Still, hardly a month goes by without a news release from the industry’s lobby, the Recording Industry Association of America, touting a new wave of letters to college students and others demanding a settlement payment and threatening a legal battle.
Now, in an unusual case in which an Arizona recipient of an RIAA letter has fought back in court rather than write a check to avoid hefty legal fees, the industry is taking its argument against music sharing one step further: In legal documents in its federal case against Jeffrey Howell, a Scottsdale, Ariz., man who kept a collection of about 2,000 music recordings on his personal computer, the industry maintains that it is illegal for someone who has legally purchased a CD to transfer that music into his computer.
[…]
The Howell case was not the first time the industry has argued that making a personal copy from a legally purchased CD is illegal. At the Thomas trial in Minnesota, Sony BMG’s chief of litigation, Jennifer Pariser, testified that “when an individual makes a copy of a song for himself, I suppose we can say he stole a song.” Copying a song you bought is “a nice way of saying ‘steals just one copy,’ ” she said.

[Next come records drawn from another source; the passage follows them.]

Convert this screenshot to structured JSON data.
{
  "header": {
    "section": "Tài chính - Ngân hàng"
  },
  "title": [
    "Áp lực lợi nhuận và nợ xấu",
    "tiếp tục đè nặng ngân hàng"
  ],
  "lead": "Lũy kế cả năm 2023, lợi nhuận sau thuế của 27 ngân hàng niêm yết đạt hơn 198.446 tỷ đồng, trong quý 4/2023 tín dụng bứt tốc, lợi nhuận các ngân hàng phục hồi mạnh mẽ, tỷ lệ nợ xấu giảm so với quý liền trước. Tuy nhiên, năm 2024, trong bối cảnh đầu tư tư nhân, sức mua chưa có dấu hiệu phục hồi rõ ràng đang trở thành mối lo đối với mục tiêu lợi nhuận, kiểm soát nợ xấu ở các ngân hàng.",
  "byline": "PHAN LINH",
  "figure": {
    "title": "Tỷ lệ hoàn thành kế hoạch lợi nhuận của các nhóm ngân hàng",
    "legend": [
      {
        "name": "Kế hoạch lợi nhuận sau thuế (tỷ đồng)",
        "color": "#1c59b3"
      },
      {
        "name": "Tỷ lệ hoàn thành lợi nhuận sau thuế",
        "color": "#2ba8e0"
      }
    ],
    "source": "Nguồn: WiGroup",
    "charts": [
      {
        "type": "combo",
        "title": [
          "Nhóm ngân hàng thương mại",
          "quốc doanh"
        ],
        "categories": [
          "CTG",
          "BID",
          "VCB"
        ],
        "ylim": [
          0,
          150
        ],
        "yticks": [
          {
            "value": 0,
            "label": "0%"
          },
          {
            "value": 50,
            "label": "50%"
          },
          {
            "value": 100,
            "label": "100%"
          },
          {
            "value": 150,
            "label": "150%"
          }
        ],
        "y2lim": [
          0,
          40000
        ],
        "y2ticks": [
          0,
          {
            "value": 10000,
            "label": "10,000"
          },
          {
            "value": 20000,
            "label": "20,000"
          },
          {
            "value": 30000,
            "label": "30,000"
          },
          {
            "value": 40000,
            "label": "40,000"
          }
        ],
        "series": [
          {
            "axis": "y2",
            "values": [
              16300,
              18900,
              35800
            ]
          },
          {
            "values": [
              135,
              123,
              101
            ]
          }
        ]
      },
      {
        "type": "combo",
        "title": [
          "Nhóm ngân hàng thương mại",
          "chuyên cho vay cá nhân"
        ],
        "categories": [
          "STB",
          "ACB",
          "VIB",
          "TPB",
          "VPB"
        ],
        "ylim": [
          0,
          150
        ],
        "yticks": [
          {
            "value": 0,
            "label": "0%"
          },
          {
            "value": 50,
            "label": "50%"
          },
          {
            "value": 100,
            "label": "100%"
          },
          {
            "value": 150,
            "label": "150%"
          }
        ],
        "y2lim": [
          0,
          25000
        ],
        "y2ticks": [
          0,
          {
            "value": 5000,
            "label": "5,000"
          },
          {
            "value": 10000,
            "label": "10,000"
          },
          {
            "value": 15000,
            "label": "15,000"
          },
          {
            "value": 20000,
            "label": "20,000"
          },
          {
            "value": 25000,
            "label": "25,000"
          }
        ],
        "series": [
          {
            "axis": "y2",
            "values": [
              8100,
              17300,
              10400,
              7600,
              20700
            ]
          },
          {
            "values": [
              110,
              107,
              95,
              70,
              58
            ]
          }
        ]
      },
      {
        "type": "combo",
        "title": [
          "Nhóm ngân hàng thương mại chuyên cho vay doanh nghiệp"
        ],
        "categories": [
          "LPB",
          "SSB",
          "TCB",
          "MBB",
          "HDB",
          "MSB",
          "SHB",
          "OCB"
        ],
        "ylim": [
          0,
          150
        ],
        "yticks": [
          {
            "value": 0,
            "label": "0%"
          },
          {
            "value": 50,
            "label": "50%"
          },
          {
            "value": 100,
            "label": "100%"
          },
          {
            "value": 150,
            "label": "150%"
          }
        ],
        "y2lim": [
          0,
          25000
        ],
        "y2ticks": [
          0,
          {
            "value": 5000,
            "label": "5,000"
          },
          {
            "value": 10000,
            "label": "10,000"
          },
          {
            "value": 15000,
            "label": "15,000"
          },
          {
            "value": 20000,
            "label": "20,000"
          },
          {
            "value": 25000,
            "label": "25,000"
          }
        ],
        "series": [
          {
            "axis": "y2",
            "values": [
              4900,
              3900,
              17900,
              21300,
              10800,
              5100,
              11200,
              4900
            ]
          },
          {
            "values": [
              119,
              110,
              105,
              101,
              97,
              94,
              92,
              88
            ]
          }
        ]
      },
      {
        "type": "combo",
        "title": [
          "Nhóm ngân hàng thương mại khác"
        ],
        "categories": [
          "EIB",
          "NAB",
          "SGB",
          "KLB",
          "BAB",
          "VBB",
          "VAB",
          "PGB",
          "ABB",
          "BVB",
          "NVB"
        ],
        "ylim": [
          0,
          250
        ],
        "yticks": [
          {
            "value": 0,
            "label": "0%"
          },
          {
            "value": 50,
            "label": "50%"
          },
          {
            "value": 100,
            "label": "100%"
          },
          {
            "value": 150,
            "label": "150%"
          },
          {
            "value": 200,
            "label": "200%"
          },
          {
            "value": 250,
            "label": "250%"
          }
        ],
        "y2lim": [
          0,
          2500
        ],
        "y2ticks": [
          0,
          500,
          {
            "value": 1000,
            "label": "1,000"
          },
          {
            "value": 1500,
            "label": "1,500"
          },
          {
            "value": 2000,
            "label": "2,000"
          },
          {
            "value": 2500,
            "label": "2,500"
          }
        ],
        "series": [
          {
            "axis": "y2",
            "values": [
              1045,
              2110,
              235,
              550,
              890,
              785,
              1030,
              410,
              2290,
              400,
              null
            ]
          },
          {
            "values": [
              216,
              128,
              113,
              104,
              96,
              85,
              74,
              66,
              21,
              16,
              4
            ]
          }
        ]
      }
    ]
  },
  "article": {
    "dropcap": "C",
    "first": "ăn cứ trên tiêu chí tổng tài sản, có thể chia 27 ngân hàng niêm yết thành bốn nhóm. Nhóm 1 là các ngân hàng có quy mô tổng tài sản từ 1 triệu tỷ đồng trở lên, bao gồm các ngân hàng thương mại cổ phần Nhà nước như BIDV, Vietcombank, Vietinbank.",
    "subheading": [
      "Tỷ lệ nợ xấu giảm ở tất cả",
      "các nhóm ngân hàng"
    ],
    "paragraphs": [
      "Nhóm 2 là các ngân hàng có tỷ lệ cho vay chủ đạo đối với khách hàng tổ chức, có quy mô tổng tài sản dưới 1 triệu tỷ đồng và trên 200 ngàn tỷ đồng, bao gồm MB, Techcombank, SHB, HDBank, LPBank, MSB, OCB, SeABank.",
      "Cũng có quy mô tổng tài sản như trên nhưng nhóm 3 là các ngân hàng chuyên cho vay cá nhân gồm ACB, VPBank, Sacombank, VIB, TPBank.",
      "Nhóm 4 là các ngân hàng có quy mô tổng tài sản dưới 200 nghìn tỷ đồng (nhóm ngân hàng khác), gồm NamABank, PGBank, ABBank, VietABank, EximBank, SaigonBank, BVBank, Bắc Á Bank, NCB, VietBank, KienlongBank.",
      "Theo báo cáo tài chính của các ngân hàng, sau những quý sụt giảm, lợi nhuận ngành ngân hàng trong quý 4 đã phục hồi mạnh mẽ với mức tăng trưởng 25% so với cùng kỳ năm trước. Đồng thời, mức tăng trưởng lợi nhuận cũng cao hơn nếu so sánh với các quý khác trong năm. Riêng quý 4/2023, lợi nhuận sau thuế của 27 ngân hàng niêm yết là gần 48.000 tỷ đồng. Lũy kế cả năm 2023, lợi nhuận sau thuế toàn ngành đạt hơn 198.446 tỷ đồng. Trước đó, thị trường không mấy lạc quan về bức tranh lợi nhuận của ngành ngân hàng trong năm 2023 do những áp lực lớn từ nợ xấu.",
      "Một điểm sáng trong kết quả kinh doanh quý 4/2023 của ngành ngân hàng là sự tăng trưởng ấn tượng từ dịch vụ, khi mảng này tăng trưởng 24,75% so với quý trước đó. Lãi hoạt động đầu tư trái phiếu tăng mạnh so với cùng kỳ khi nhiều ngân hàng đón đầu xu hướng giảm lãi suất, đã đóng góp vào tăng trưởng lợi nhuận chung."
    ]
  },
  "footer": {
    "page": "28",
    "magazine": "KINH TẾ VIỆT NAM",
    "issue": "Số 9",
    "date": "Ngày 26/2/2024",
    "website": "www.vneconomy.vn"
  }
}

Yup. We’re sure this is going to go over well. The story continues:
But lawyers for consumers point to a series of court rulings over the last few decades that found no violation of copyright law in the use of VCRs and other devices to time-shift TV programs; that is, to make personal copies for the purpose of making portable a legally obtained recording.
And the money shot, from the WaPo writer who clearly understands these things much better than the RIAA:
As technologies evolve, old media companies tend not to be the source of the innovation that allows them to survive. Even so, new technologies don’t usually kill off old media: That’s the good news for the recording industry, as for the TV, movie, newspaper and magazine businesses. But for those old media to survive, they must adapt, finding new business models and new, compelling content to offer.
The RIAA’s legal crusade against its customers is a classic example of an old media company clinging to a business model that has collapsed. Four years of a failed strategy has only “created a whole market of people who specifically look to buy independent goods so as not to deal with the big record companies,” Beckerman says. “Every problem they’re trying to solve is worse now than when they started.”
There is zero chance that the RIAA will prevail with this “no ripping” doctrine. There is zero chance that they’ll manage to put the digital genie back in the bottle. There is zero chance that they can survive without a radical reevaluation of how they make money. It’s my fervent hope that an awful lot of these money-grubbing sue-happy weasels end up out of work in the very near future; they’ve got to be scared, what with developments like Radiohead’s online success and Madonna signing a deal with a concert promotor instead of a record label. Big labels aren’t required to make it or succeed anymore, and no one will miss them when they’re gone.